A2J was first released for J2SE 1.2 in 1999, and that version has found its way into many commercial ILS systems and hosted services in it’s guise as protocol engine for ISO 10161 and Z39.50 implementations. Along the way, students have taken the toolkit and used it to implement a variety of other real time messaging applications and protocols.

2018, through the FOLIO project, we saw a renewed interest in trying to address some the problems of consortial resource sharing. This was the moment to take out A2J, dust off the old maven build files and update the stack. KI Assemble is the result of that update. The source code can be found on Github. Major features of the refactoring include:

  • Replacing the old maven build with a cleaner gradle build file
  • Replace the old protocol specific endpoint implementations with Generics-based reusable components
  • Much improved unit testing, based around the Generics protocol adapters sending and receiving atomic types.
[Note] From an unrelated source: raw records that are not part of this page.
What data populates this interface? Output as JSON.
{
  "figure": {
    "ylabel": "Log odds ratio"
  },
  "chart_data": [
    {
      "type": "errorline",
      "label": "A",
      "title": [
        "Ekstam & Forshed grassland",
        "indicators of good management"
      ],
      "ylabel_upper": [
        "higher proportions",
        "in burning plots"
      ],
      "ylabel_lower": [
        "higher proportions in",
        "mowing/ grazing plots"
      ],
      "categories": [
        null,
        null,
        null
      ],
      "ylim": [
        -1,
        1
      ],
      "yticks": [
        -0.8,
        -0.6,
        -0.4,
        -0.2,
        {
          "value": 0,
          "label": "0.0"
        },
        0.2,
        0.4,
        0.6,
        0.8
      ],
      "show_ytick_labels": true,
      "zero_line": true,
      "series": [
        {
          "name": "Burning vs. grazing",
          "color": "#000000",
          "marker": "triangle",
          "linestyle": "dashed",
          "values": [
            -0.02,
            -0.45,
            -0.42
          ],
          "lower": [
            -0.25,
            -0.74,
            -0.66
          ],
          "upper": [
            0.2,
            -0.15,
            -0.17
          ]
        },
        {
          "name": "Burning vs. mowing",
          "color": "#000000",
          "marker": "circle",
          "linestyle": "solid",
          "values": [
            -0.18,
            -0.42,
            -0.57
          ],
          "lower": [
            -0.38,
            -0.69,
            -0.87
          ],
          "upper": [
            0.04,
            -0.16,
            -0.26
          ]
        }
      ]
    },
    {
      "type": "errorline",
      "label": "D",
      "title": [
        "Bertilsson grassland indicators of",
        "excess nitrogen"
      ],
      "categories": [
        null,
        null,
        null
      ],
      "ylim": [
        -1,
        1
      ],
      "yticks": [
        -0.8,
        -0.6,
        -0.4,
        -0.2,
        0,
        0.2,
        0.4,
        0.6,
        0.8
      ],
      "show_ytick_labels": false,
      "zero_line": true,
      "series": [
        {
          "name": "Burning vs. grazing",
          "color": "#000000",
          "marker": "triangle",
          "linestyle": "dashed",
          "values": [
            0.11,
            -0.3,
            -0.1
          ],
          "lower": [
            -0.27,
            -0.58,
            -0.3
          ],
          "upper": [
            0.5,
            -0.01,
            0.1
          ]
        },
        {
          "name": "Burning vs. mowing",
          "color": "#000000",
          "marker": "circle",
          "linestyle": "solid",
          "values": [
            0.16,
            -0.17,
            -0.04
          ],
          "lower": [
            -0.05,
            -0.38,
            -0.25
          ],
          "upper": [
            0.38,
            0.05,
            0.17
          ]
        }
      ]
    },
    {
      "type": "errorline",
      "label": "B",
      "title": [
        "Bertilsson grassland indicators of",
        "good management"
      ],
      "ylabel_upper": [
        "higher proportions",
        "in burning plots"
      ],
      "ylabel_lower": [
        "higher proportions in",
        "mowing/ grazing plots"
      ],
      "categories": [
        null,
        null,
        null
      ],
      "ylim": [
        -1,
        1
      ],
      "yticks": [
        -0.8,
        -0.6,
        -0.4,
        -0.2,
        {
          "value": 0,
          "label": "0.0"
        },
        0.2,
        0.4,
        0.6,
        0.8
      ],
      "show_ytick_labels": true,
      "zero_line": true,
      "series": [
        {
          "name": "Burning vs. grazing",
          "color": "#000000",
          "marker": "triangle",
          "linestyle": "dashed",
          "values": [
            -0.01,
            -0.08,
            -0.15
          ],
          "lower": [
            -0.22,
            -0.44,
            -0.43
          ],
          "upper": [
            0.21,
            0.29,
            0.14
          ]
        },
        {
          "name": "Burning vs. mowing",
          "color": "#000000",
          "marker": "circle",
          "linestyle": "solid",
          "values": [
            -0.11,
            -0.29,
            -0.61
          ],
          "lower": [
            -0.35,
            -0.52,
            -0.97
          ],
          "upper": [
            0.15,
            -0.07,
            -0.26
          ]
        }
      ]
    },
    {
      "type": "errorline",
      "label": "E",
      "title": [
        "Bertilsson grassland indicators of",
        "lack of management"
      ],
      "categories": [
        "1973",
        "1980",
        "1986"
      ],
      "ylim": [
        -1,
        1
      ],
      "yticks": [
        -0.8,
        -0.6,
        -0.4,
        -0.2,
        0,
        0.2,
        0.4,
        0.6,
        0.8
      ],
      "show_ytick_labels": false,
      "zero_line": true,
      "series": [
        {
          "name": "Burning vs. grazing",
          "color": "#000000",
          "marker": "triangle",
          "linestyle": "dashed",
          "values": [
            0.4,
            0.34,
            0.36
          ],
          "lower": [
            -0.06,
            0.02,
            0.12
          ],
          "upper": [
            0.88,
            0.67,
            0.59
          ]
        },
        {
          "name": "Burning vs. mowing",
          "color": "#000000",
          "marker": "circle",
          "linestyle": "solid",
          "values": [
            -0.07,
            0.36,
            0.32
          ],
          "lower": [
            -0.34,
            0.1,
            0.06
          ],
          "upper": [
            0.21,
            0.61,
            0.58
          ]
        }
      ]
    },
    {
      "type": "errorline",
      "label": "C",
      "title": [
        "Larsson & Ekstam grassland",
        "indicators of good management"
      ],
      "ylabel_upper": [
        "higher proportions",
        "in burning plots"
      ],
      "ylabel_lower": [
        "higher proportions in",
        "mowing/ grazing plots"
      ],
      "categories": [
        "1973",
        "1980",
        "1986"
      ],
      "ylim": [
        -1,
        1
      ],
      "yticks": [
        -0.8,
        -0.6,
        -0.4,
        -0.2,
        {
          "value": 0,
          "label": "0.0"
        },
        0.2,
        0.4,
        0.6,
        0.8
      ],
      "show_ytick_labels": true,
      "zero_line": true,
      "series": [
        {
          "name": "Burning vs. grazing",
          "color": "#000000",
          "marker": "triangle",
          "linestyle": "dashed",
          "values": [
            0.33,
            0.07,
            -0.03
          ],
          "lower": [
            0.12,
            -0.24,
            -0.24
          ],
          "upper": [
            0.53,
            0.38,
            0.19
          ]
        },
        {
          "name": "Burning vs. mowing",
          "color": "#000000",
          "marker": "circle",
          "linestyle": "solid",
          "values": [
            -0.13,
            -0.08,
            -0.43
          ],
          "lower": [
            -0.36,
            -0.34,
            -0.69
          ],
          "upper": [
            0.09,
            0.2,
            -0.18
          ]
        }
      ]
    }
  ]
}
There are more changes planned as a part of our resource sharing work, including:

  • Support for NIO rather than threaded socket management
  • Support for auto-creation of JSON/Map based representations of protocol messages

Target audience

Java developers and library system vendors looking to implement standards. Anyone who needs to convert ASN.1 specifications into protocol state machines.

How can it help you?

Most of the alternative toolkits to KI Assemble claiming to be open source actually rely on third-party closed source ASN.1 compilers. KI Assemble on the other hand does not, it is 100% open source and free for reuse. We’ve tried to be as true as possible to the ASN.1 specification, so you should be able to throw any valid ASN.1 at the compiler and have it emit sensible codecs, or extend the codebase to support constructs. The toolkit also supports an OID registry of EXTERNALs so you can define and implement protocol extensions.

How to access KI Assemble

KI Assemble is maintained on Github, where you can access the open source code and contribute to the project.

Users and projects

A2J is being used in commercial library systems. It is also available for use freely under the GPL Open Source licence.